In più il rischio è che gli immigrati vedano nel politico italiano una figura che può sistemare questioni che non ha il potere di risolvere, visto che chiunque in questo paese è soggetto alle leggi dello stato anche se quello stato ha avuto la malaugurata ventura di essere governato da un branco di xenofobi che hanno dato vita ad un legge che punisce gli illeciti amministrativi, come sarebbe l’immigrazione clandestina in un paese normale, trasformandoli in reato penale con una legge indecente.

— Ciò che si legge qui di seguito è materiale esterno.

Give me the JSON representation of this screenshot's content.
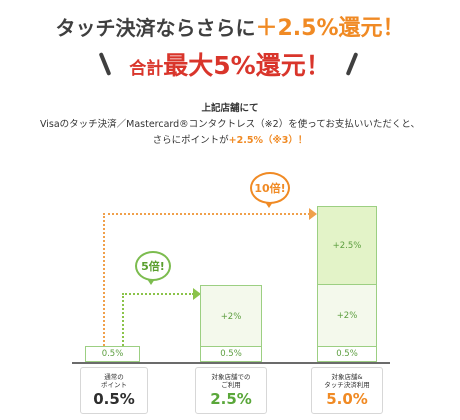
{
  "headline": {
    "line1_prefix": "タッチ決済ならさらに",
    "line1_accent": "＋2.5%還元！",
    "line2_small": "合計",
    "line2_big": "最大5%還元！"
  },
  "description": {
    "line1": "上記店舗にて",
    "line2": "Visaのタッチ決済／Mastercard®コンタクトレス（※2）を使ってお支払いいただくと、",
    "line3_prefix": "さらにポイントが",
    "line3_accent": "+2.5%（※3）！"
  },
  "callouts": {
    "five_times": "5倍!",
    "ten_times": "10倍!"
  },
  "bars": {
    "col1_base": "0.5%",
    "col2_top": "+2%",
    "col2_base": "0.5%",
    "col3_top": "+2.5%",
    "col3_mid": "+2%",
    "col3_base": "0.5%"
  },
  "labels": [
    {
      "caption_1": "通常の",
      "caption_2": "ポイント",
      "value": "0.5%"
    },
    {
      "caption_1": "対象店舗での",
      "caption_2": "ご利用",
      "value": "2.5%"
    },
    {
      "caption_1": "対象店舗&",
      "caption_2": "タッチ決済利用",
      "value": "5.0%"
    }
  ],
  "colors": {
    "accent_orange": "#f08a24",
    "accent_red": "#d9352b",
    "bar_green": "#9ccf82"
  }
}
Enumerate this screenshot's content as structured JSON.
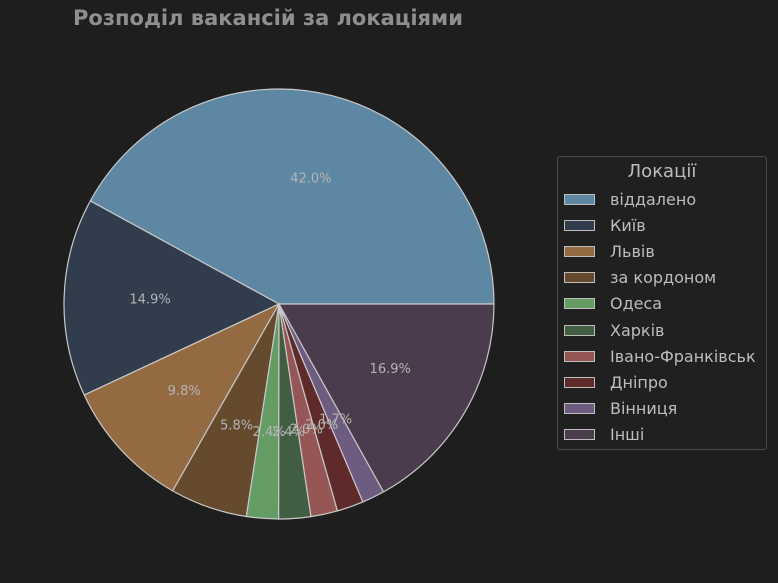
{
  "chart_data": {
    "type": "pie",
    "title": "Розподіл вакансій за локаціями",
    "slices": [
      {
        "label": "віддалено",
        "value": 42.0,
        "pct_label": "42.0%",
        "color": "#5e87a3"
      },
      {
        "label": "Київ",
        "value": 14.9,
        "pct_label": "14.9%",
        "color": "#313c4c"
      },
      {
        "label": "Львів",
        "value": 9.8,
        "pct_label": "9.8%",
        "color": "#946a42"
      },
      {
        "label": "за кордоном",
        "value": 5.8,
        "pct_label": "5.8%",
        "color": "#654a2e"
      },
      {
        "label": "Одеса",
        "value": 2.4,
        "pct_label": "2.4%",
        "color": "#649c64"
      },
      {
        "label": "Харків",
        "value": 2.4,
        "pct_label": "2.4%",
        "color": "#425e42"
      },
      {
        "label": "Івано-Франківськ",
        "value": 2.0,
        "pct_label": "2.0%",
        "color": "#965656"
      },
      {
        "label": "Дніпро",
        "value": 2.0,
        "pct_label": "2.0%",
        "color": "#5e2a2a"
      },
      {
        "label": "Вінниця",
        "value": 1.7,
        "pct_label": "1.7%",
        "color": "#6e5c80"
      },
      {
        "label": "Інші",
        "value": 16.9,
        "pct_label": "16.9%",
        "color": "#4a3c4c"
      }
    ],
    "start_angle_deg": 0,
    "direction": "counterclockwise",
    "legend": {
      "title": "Локації",
      "placement": "right"
    }
  }
}
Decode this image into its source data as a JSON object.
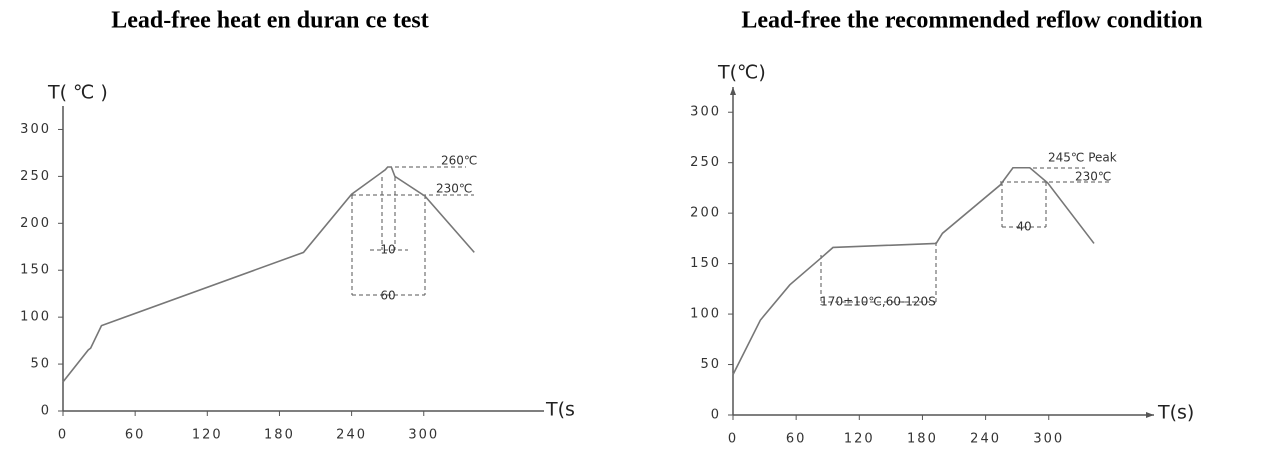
{
  "chart_data": [
    {
      "type": "line",
      "title": "Lead-free heat en duran ce test",
      "y_label": "T( ℃ )",
      "x_label": "T(s",
      "x": [
        0,
        21,
        23,
        32,
        200,
        240,
        268,
        270,
        273,
        276,
        301,
        342
      ],
      "values": [
        31,
        65,
        67,
        91,
        169,
        231,
        257,
        260,
        260,
        250,
        229,
        169
      ],
      "color": "#777777",
      "xlim": [
        0,
        400
      ],
      "xticks": [
        0,
        60,
        120,
        180,
        240,
        300
      ],
      "ylim": [
        0,
        325
      ],
      "yticks": [
        0,
        50,
        100,
        150,
        200,
        250,
        300
      ],
      "grid": false,
      "annotations": [
        "260℃",
        "230℃",
        "10",
        "60"
      ]
    },
    {
      "type": "line",
      "title": "Lead-free the recommended reflow condition",
      "y_label": "T(℃)",
      "x_label": "T(s)",
      "x": [
        0,
        26,
        54,
        83,
        95,
        193,
        199,
        254,
        266,
        282,
        299,
        343
      ],
      "values": [
        40,
        94,
        129,
        155,
        166,
        170,
        180,
        228,
        245,
        245,
        230,
        170
      ],
      "color": "#777777",
      "xlim": [
        0,
        400
      ],
      "xticks": [
        0,
        60,
        120,
        180,
        240,
        300
      ],
      "ylim": [
        0,
        325
      ],
      "yticks": [
        0,
        50,
        100,
        150,
        200,
        250,
        300
      ],
      "grid": false,
      "annotations": [
        "245℃ Peak",
        "230℃",
        "40",
        "170±10℃,60-120S"
      ]
    }
  ]
}
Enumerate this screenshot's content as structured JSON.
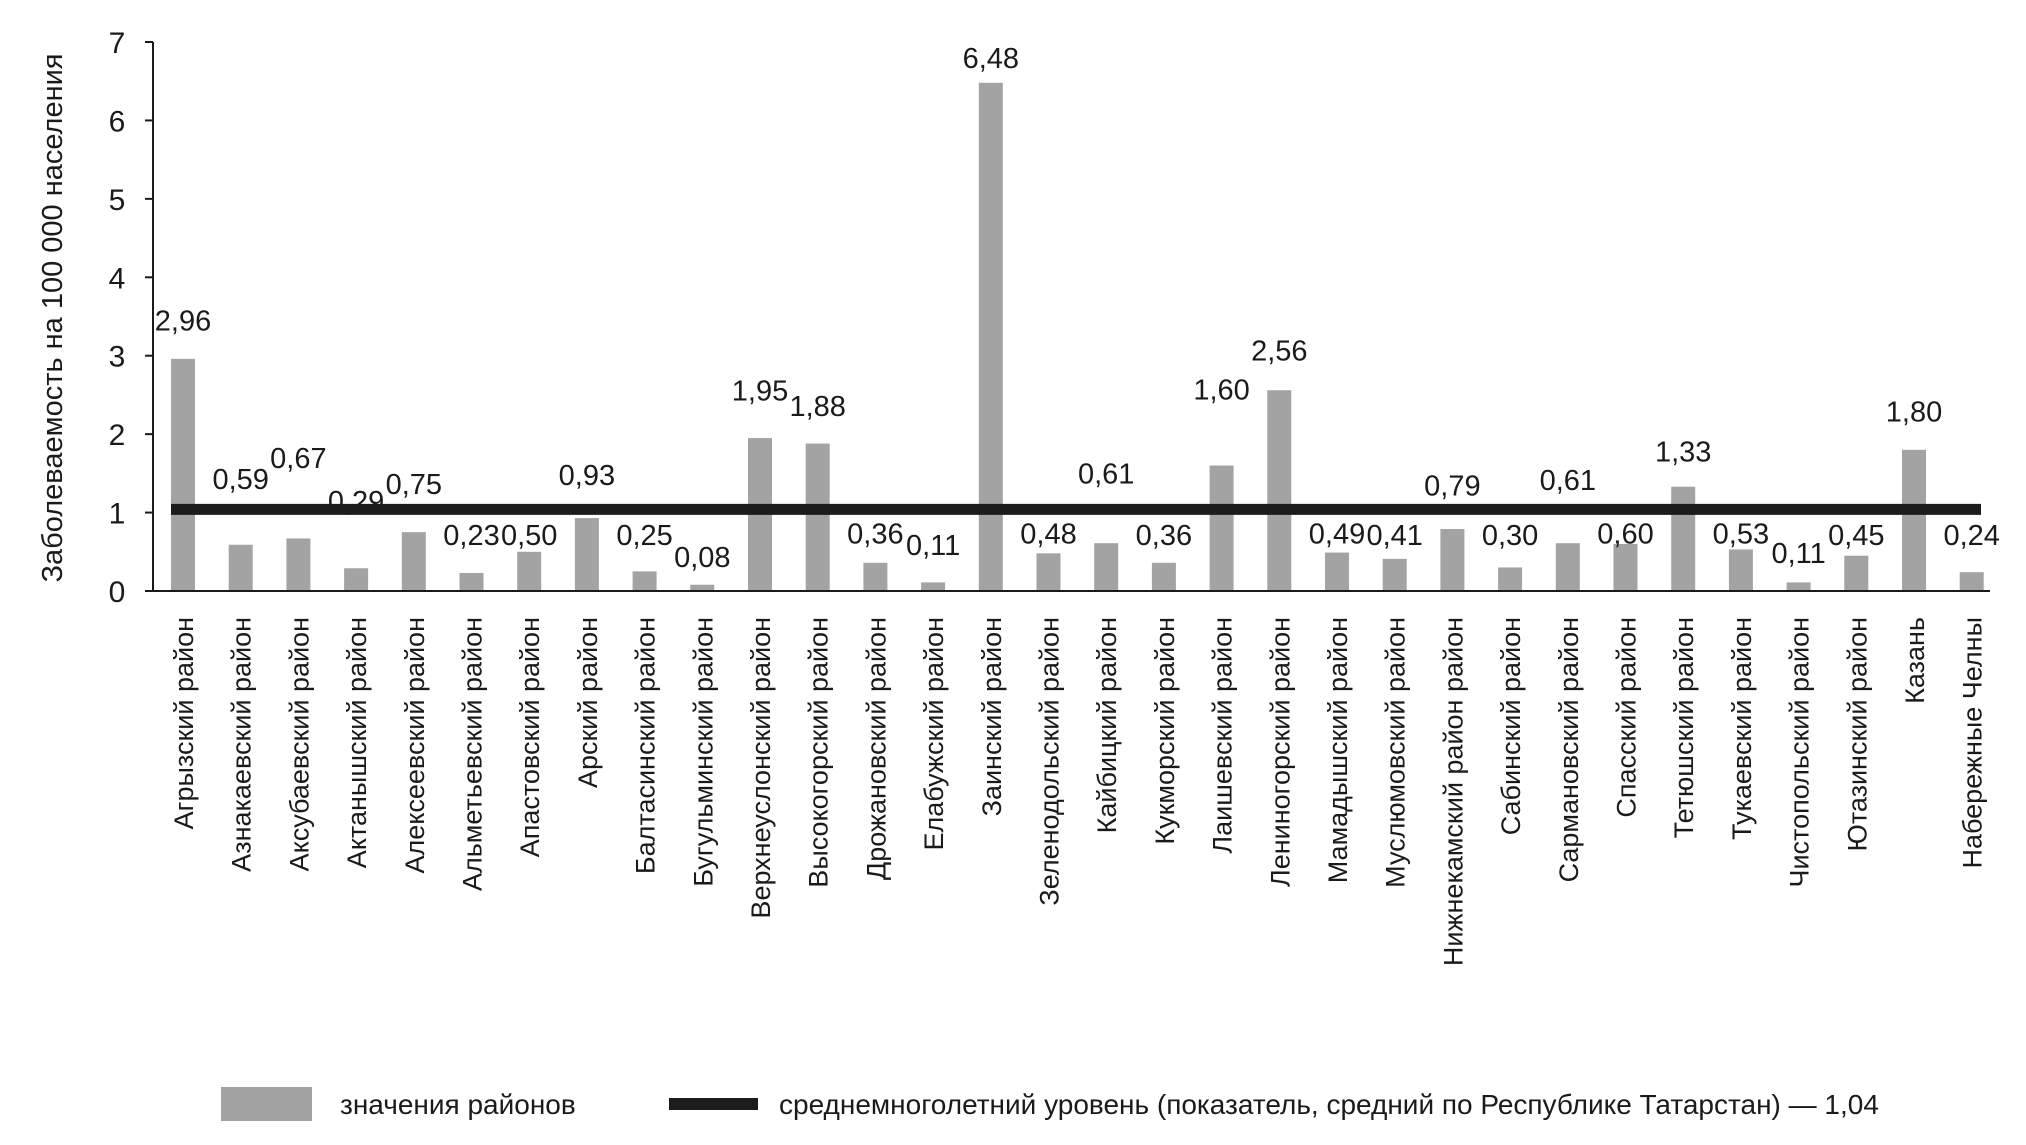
{
  "chart_data": {
    "type": "bar",
    "title": "",
    "xlabel": "",
    "ylabel": "Заболеваемость на 100 000 населения",
    "ylim": [
      0,
      7
    ],
    "yticks": [
      "0",
      "1",
      "2",
      "3",
      "4",
      "5",
      "6",
      "7"
    ],
    "grid": false,
    "categories": [
      "Агрызский район",
      "Азнакаевский район",
      "Аксубаевский район",
      "Актанышский район",
      "Алексеевский район",
      "Альметьевский район",
      "Апастовский район",
      "Арский район",
      "Балтасинский район",
      "Бугульминский район",
      "Верхнеуслонский район",
      "Высокогорский район",
      "Дрожановский район",
      "Елабужский район",
      "Заинский район",
      "Зеленодольский район",
      "Кайбицкий район",
      "Кукморский район",
      "Лаишевский район",
      "Лениногорский район",
      "Мамадышский район",
      "Муслюмовский район",
      "Нижнекамский район район",
      "Сабинский район",
      "Сармановский район",
      "Спасский район",
      "Тетюшский район",
      "Тукаевский район",
      "Чистопольский район",
      "Ютазинский район",
      "Казань",
      "Набережные Челны"
    ],
    "values": [
      2.96,
      0.59,
      0.67,
      0.29,
      0.75,
      0.23,
      0.5,
      0.93,
      0.25,
      0.08,
      1.95,
      1.88,
      0.36,
      0.11,
      6.48,
      0.48,
      0.61,
      0.36,
      1.6,
      2.56,
      0.49,
      0.41,
      0.79,
      0.3,
      0.61,
      0.6,
      1.33,
      0.53,
      0.11,
      0.45,
      1.8,
      0.24
    ],
    "value_labels": [
      "2,96",
      "0,59",
      "0,67",
      "0,29",
      "0,75",
      "0,23",
      "0,50",
      "0,93",
      "0,25",
      "0,08",
      "1,95",
      "1,88",
      "0,36",
      "0,11",
      "6,48",
      "0,48",
      "0,61",
      "0,36",
      "1,60",
      "2,56",
      "0,49",
      "0,41",
      "0,79",
      "0,30",
      "0,61",
      "0,60",
      "1,33",
      "0,53",
      "0,11",
      "0,45",
      "1,80",
      "0,24"
    ],
    "reference_line": {
      "value": 1.04,
      "label": "среднемноголетний уровень (показатель, средний по Республике Татарстан) — 1,04"
    },
    "legend": {
      "placement": "bottom",
      "entries": [
        "значения районов",
        "среднемноголетний уровень (показатель, средний по Республике Татарстан) — 1,04"
      ]
    },
    "colors": {
      "bar": "#a3a3a3",
      "line": "#1c1c1c",
      "text": "#1a1a1a"
    }
  }
}
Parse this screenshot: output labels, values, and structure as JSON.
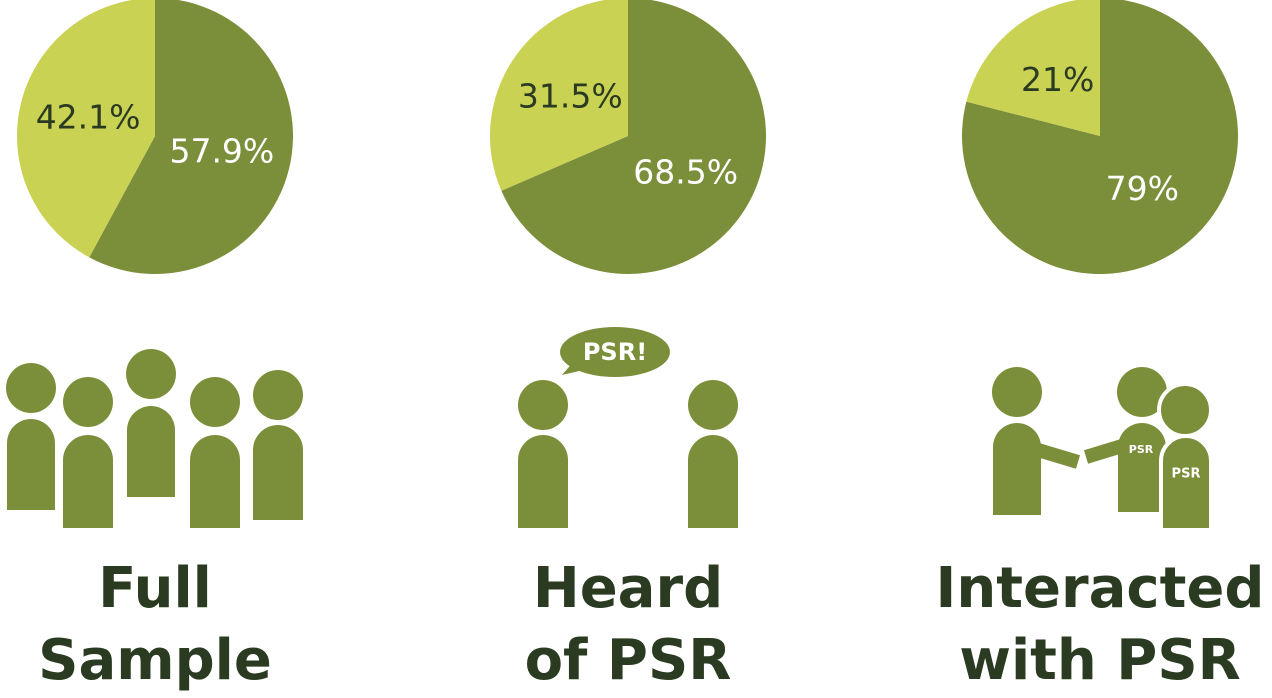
{
  "chart_data": [
    {
      "type": "pie",
      "title": "Full Sample",
      "values": [
        57.9,
        42.1
      ],
      "value_labels": [
        "57.9%",
        "42.1%"
      ],
      "colors": [
        "#7b8f3a",
        "#c9d253"
      ]
    },
    {
      "type": "pie",
      "title": "Heard of PSR",
      "values": [
        68.5,
        31.5
      ],
      "value_labels": [
        "68.5%",
        "31.5%"
      ],
      "colors": [
        "#7b8f3a",
        "#c9d253"
      ],
      "annotations": [
        "PSR!"
      ]
    },
    {
      "type": "pie",
      "title": "Interacted with PSR",
      "values": [
        79,
        21
      ],
      "value_labels": [
        "79%",
        "21%"
      ],
      "colors": [
        "#7b8f3a",
        "#c9d253"
      ],
      "annotations": [
        "PSR",
        "PSR"
      ]
    }
  ]
}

Poi c’è un’altra questione: come uscirà da lí l’On. Chaouki se non riuscirà ad ottenere dal governo ciò che chiede, cioè che “il centro di Lampedusa venga evacuato dalle persone che stanno qui da più di 96 ore e quindi tutti, come prevede la legge; che venga ripristinato nelle sue modalità di accoglienza come deve essere e non una specie di Cie, dove di fatto le persone vengono rinchiuse per mesi”; spero vivamente – e lo spero sul serio – che sia politicamente così forte, le sue istanze così rappresentative, la sua determinazione così incrollabile da uscire vincitore insieme a coloro che vedono calpestata la loro dignità, ottenendo quello che ha chiesto.
Poi di queste persone cosa sarà? Torneranno da dove sono venute? Entreranno in un altro centro? Le troveremo per le strade senza alloggio, lavoro né cibo? Cosa succederà dopo?
Una soluzione per queste persone che vivono per le strade senza documenti, senza lavoro, senza alloggio, senza cibo, senza dingità, schiave spesso dell’alcool e della loro disperazione prima o poi andrà trovata.